The alternative to limit orders is market orders. They're dangerous! You are telling the markets "just give me these shares, and bill me whatever you want for them." A market could just go ahead and do that.
Your mission is to double your money in a trade. All of the listed prices should make that possible with ease, unless otherwise noted. Some of them are listed with two prices. The higher price doubles your money, the lower one quadruples it. Why buy at two prices? Because the lower price might not be reached - and there's a pattern that suggests the higher price is a good price.
Those and one or two others are listed for four times appreciation.
Appreciation is measured from the recommended purchase price, not from the current price (except where the current price is the recommended price).
In a way, my mission here is to encourage you to buy cheap. Though some of the patterns suggest appreciation is likely from the current price, most of them suggest the stock is currently overpriced. Thus, if you are looking at that overpriced stock, I'm telling you to wait for a lower price, which I specify, if I can.
I'm specifying lower prices that I think will be achieved. The patterns tell us two things: what a low prices is, and what low price is likely to be achieved. You can then say that a particular stock is likely to reach a certain low price, and is likely to be cheap there, so it's worth watching that stock with an eye to buying it when it becomes cheap.
Time frame: I feel like the ups and downs in stocks average about a two year cycle. You might need to wait a year to get the cheap price, and then another year to sell for a double or for four x.
The hardest part is watching a list of stocks every day. The easiest way is probably to note target prices on the list, and then to look at just price quotes every day. I need to work on this, still.
There is absolutely no guarantee a price I've identified as being cheap will turn out to in fact be cheap. You risk losing any money you invest in stocks. Don't invest more than you can easily afford to lose. This system is not ideal for very small accounts. Let's see, 4 stocks are listed as good now. If you buy $100 of each, you might make good money, and it'll cost you $450. If that's all you want to invest (in this system) ... well, it's OK. Just wait for them to go to your targets, sell them, and look for new cheap ones to buy. But, again, there's no guarantee of any kind.
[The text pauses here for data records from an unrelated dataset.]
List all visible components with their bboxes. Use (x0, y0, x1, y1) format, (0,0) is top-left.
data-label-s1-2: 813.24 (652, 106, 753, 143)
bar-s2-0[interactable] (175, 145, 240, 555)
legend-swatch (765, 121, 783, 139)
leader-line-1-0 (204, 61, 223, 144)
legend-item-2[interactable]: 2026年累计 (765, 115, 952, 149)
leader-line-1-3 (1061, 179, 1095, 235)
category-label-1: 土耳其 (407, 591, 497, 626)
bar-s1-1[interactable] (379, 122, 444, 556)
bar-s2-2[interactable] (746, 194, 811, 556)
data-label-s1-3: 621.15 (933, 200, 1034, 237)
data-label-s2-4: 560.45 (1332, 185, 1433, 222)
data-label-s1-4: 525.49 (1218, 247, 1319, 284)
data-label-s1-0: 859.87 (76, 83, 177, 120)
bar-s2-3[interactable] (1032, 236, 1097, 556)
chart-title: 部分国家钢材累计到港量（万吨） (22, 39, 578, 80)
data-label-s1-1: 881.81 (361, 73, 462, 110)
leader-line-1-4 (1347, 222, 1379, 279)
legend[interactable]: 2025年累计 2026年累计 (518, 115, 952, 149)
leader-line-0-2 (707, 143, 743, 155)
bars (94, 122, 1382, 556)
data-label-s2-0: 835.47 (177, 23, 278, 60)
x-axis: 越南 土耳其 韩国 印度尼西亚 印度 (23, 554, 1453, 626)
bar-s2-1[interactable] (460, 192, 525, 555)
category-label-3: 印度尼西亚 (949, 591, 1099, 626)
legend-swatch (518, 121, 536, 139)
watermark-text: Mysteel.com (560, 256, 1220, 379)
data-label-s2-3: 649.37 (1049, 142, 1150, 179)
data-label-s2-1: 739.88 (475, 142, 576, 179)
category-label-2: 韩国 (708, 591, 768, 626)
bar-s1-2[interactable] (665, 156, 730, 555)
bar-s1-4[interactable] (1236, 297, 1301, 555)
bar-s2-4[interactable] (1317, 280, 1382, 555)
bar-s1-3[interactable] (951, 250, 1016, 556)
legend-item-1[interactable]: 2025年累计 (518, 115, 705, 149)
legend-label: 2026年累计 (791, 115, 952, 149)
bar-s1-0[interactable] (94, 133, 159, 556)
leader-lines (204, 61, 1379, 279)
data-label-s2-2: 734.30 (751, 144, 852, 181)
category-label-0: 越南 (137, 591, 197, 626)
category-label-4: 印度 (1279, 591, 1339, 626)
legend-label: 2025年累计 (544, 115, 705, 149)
You could loose all of that $450.
If I just tell you what stocks are cheap at what price, what can you do without me? At least study the charts I've identified as being cheap, now, and see if they speak to you. Also, study the low prices I've identified, and see if you can get a sense of how I identified them. Then study the target prices I've identified the same way. Then you can go to any list of stocks and look for cheap prices and attractive targets.
If you are reading these posts after November 20, 2011, remember, when looking at charts, that the recommendations were made on that date. You should be able to see charts for most of these stocks using free charting, such as Yahoo!Finance (or search for "stock charts" or "free stock charts." If you want to investigate cheaper stocks, which I recommend, you might find the data at Yahoo!Finance is limited. I use Scottrade for my charting. Their charts are quite complete. Of course, you need to have an account. (Some of the non Yahoo free charting sites might have better data.)